Jakarta (ANTARA News) - Kesadaran masyarakat Indonesia terhadap penyakit kanker masih rendah dan menjadi penyebab tingginya kasus kanker di Indonesia, kata Direktur Jenderal Pencegahan dan Pengendalian Penyakit Kementerian Kesehatan Mohamad Subuh.

Subuh mengungkapkan bahwa hanya sekira 12 persen saja penduduk Indonesia yang melakukan deteksi dini guna pencegahan kanker.

"Tahun 2017 kami sudah lakukan tes IVA pada tiga juta perempuan Indonesia. Tapi itu masih jauh sekali, sasaran kita harusnya 37 juta perempuan Indonesia lakukan deteksi dini," kata Subuh kepada wartawan di kantor Kemenkes, Jakarta, Senin.

Ketua Komite Penanggulangan Kanker Nasional Profesor Soehartati Gondhowiardjo mengungkapkan hanya 3,5 persen perempuan Indonesia yang melakukan tes IVA (Inspeksi Visual Asam Asetat) dan hanya 7,7 persen yang melakukan papsmear sebagai upaya deteksi dini kanker serviks.

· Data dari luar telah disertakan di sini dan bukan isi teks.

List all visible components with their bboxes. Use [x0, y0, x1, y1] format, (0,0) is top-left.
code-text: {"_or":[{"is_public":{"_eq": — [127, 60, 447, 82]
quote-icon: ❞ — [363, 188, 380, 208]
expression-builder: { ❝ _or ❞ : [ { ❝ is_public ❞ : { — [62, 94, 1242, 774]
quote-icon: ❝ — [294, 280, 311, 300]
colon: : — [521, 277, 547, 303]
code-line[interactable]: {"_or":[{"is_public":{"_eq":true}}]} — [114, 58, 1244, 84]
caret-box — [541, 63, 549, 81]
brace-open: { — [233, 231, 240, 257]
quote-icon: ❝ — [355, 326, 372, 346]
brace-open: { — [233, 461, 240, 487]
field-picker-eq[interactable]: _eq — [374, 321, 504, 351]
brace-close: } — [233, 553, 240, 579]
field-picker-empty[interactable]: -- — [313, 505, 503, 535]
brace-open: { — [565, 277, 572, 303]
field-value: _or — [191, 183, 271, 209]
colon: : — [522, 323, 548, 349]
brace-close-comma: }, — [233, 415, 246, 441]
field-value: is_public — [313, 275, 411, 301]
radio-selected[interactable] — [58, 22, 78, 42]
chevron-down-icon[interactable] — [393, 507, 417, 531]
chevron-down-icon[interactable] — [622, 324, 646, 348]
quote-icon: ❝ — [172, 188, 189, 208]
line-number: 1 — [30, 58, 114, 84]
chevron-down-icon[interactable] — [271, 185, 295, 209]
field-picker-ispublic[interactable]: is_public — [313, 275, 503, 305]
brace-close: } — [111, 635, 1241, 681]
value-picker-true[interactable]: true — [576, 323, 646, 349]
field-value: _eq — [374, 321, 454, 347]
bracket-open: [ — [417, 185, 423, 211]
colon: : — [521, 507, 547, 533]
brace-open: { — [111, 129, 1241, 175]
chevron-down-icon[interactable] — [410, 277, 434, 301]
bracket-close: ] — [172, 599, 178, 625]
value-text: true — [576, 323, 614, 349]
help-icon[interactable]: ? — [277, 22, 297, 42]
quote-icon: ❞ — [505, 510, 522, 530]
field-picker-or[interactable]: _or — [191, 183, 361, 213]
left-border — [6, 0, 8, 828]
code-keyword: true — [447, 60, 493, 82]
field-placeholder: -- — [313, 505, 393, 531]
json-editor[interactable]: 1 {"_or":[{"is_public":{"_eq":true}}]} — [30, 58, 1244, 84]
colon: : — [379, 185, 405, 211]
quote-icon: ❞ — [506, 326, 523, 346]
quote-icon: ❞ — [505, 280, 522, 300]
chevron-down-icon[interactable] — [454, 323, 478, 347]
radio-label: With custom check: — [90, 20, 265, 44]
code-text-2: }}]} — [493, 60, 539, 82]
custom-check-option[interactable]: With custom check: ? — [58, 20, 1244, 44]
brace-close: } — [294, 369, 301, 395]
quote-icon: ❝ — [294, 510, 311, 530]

Soehartati yang akrab disapa Prof Tati itu menyebutkan sekira 70 persen pasien kanker datang ke rumah sakit saat sudah stadium lanjut.

"Yang banyak di masyarakat itu diabaikan, akhirnya menjadi luka, tidak sembuh-sembuh, baru dibawa ke dokter," kata dia.

Subuh menjabarkan faktor risiko penyakit kanker tidak hanya dari sisi klinis, namun juga dari faktor lainnya seperti pengetahuan, lingkungan, dan kepedulian masayarakat akan kanker itu sendiri.

Ia mengatakan masyarakat harus diedukasi segala hal tentang kanker, termasuk faktor risiko secara klinis yang menyebabkan penyakit itu muncul.

Saat pengetahuan tentang kanker sudah disosialisasikan diharapkan perilaku masyarakat berubah menjadi lebih sehat dengan menjaga pola makan, olahraga teratur, dan menjauhi perilaku pemicu kanker.

Kemenkes melaksanakan sosialisasi dan edukasi tentang kanker pada penyuluh dari berbagai provinsi yang nantinya akan bertindak untuk mengedukasi pengetahuan tentang kanker kepada masyarakat.